Le rouge enfer de l’enfance
Lit-on encore la Comtesse de Ségur ? Rien n’est moins sûr.
Pourtant, enfant, c’est là que l’on s’est reconnue (s), pour certain(e)s d’entre nous, ce que l’ont vivait, éprouvait, refusait, dans de grandes terreurs, de doux sentiments et de fortes rébellions. Ni les unes ni les autres ne servent à grand-chose à cette période-là, nous sommes trop petits, les adultes sont toujours les vainqueurs mais au-dedans de ces minuscules personnes que sont les enfants, la construction commence, parfois sur fond de destruction.
Ariane Dreyfus consacre son dernier livre Sophie ou la vie élastique (le Castor astral) à Sophie Fichini, la célèbre petite fille pas du tout modèle, qui a vu ses parents mourir et sa belle-mère la maltraiter cruellement, raconté dans Les Malheurs de Sophie.

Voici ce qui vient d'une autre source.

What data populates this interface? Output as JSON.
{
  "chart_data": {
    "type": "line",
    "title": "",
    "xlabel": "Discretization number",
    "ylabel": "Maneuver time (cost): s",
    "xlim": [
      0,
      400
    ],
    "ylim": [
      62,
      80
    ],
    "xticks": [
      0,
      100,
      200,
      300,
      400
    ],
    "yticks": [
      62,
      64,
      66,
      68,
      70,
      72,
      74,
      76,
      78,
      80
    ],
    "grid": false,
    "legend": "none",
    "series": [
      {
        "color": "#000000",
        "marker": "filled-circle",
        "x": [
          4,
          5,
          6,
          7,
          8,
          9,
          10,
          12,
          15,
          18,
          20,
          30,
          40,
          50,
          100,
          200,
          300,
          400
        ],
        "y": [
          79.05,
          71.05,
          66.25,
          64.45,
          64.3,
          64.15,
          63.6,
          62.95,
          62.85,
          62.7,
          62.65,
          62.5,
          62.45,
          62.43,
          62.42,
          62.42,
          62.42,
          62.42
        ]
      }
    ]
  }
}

Elle ne raconte pas cette vie de Sophie que l’on comprend par allusions même si on n’a pas lu le livre cruel et également bien-pensant (tout le monde pardonne toujours à tout le monde, tout est bien qui finit bien, on finit par se marier plus tard entre soi, entre temps ont eu lieu des horreurs). Non, elle dit littéralement l’enfance, les moments de suspension à regarder du dedans vers le dehors à travers le prisme enfantin (un enfant voit par le détail), les occupations mineures des adultes qui les croient très importantes, l’espèce de concentration infinie à l’œuvre dans les jeux, les rêveries, la cruauté et la détresse enfantines, la recherche éperdue de la tendresse.
« Docile dès que le chapeau de paille maternel/se pose largement pour que l’ombre assez grande/couvre les yeux qui se sont fermés tout de suite/En réalité/Sophie attend la vaste solitude »

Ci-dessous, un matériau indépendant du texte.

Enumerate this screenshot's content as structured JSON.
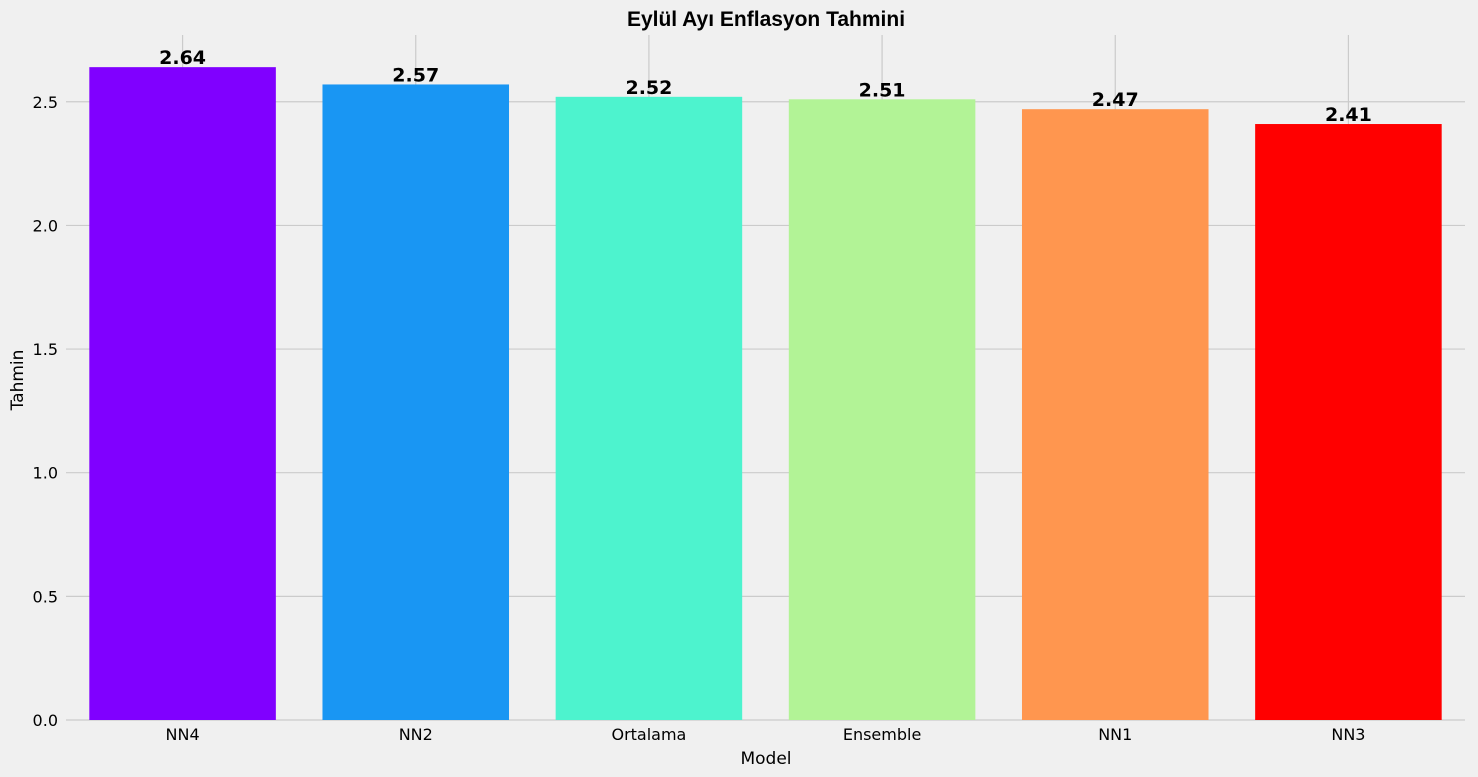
{
  "chart_data": {
    "type": "bar",
    "title": "Eylül Ayı Enflasyon Tahmini",
    "xlabel": "Model",
    "ylabel": "Tahmin",
    "categories": [
      "NN4",
      "NN2",
      "Ortalama",
      "Ensemble",
      "NN1",
      "NN3"
    ],
    "values": [
      2.64,
      2.57,
      2.52,
      2.51,
      2.47,
      2.41
    ],
    "data_labels": [
      "2.64",
      "2.57",
      "2.52",
      "2.51",
      "2.47",
      "2.41"
    ],
    "colors": [
      "#8000ff",
      "#1996f3",
      "#4df3ce",
      "#b2f396",
      "#ff964f",
      "#ff0000"
    ],
    "yticks": [
      0.0,
      0.5,
      1.0,
      1.5,
      2.0,
      2.5
    ],
    "ytick_labels": [
      "0.0",
      "0.5",
      "1.0",
      "1.5",
      "2.0",
      "2.5"
    ],
    "ylim": [
      0,
      2.77
    ],
    "grid": true,
    "legend": "none"
  }
}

Madame de Réan, sa mère, ne veut pas partir en Amérique avec son mari, elle en meurt sur le bateau qui chavire, Sophie est confiée à la redoutable Mme Fichini, sa belle-mère, qui la battra. Sophie rejoindre finalement la famille de Mme de Fleurville et son amie Mme de Rosbourg, et leurs enfants Paul, Camille, Madeleine et Marguerite. Elle y apprend la gentillesse et l’honnêteté. Mais Sophie a gardé en elle toute sa sauvagerie. Elle aveugle les yeux des lions de pierre avec des cerises, découpe les poissons vivants, enfonce les hérissons dans l’eau,
« soudain elle remonte et cherche partout/ Un grand bâton, il faut lui enfoncer la tête/ Pour qu’il meure au plus vite
Plusieurs fois elle le fait, elle le fait plutôt que de pleurer/ Maladroite infatigable. Elle tape tantôt que l’eau, tantôt sur lui
Tournant autour de l’étang
L’eau envahit le bas de sa robe, bientôt/Elle ne verra plus rien dans la nuit
Cela a déjà eu lieu, cela ne recommencera pas. »

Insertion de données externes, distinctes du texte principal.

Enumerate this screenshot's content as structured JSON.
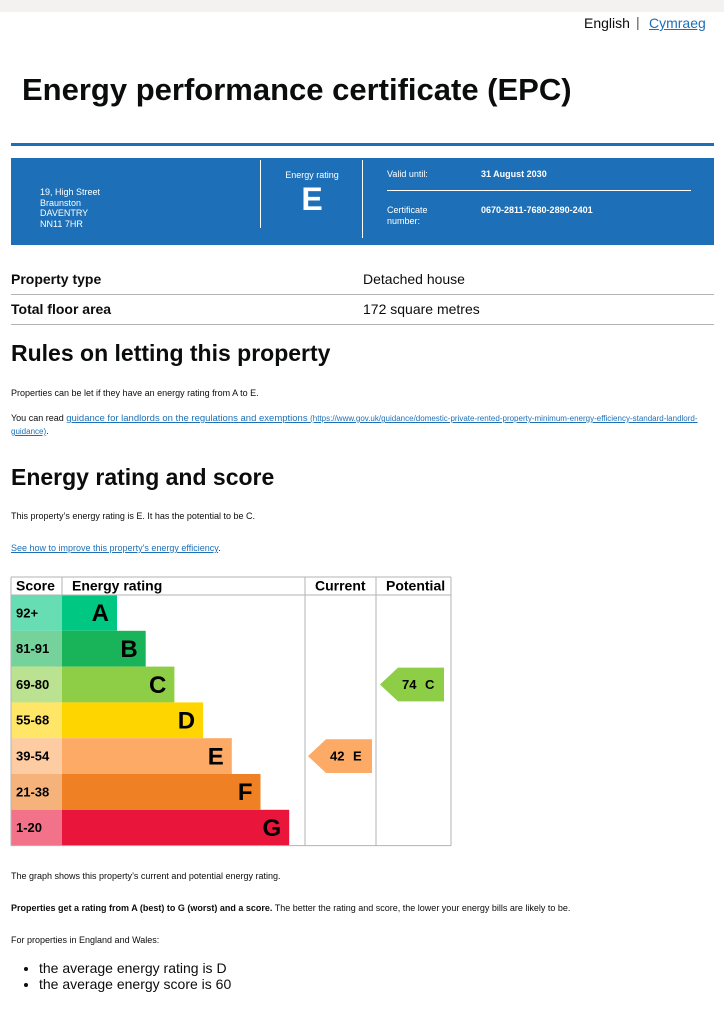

Elle regarde et touche : « Personne d’autre n’est là/Pour l’instant c’est pour elle/ Les ciseaux, les bobines, la verte/La blanche écartée de la noire, le dé/Les très jolies choses admirables/Qu’elle pose lentement sur le lit. » Vue et toucher sont peut-être les sens majeurs de l’enfance, le second découle le plus souvent du premier (combien de « ne touche pas ! » dit-on aux enfants comme si regarder suffisait !!!) en tout cas souvent indissociable l’un de l’autre. Sophie est dans son monde d’émotions, de sensations, « Sophie peu à peu devient une pierre brûlante » de rêves et de souvenirs (la douceur de sa mère disparue, « C’est Sophie que Sophie regarde », en se souvenant d’elle).
Le petit miracle de ce livre est dans l’affleurement. On comprend tout sans qu’Ariane Dreyfus ait besoin de nous expliquer. Certes la résonance de cette lecture enfantine ne s’est jamais éteinte et trouve en nous de nombreux échos. Mais si Sophie a trouvé le moyen de résister aux coups, elle reste une enfant attentive, observatrice, et tout autant inattentive, distraite, juste comme appelée par l’instant présent :
« Plus de souliers, plus de bas non plus/Pieds nus il fait doux dans la vase ».
Elle seule, avec l’immédiateté du désir et de la sensation, comme est au fond la poésie d’Ariane Dreyfus, charnelle et gorgée du sang de la vie.
Je crois que les enfants, peut-être encore loin d’être des personnes accomplies (mais n’oublions jamais la polysémie de « personne ») sont de tout petits quelqu’un, auxquels il convient je crois de parler à leur petite hauteur avec infiniment de précaution et de respect.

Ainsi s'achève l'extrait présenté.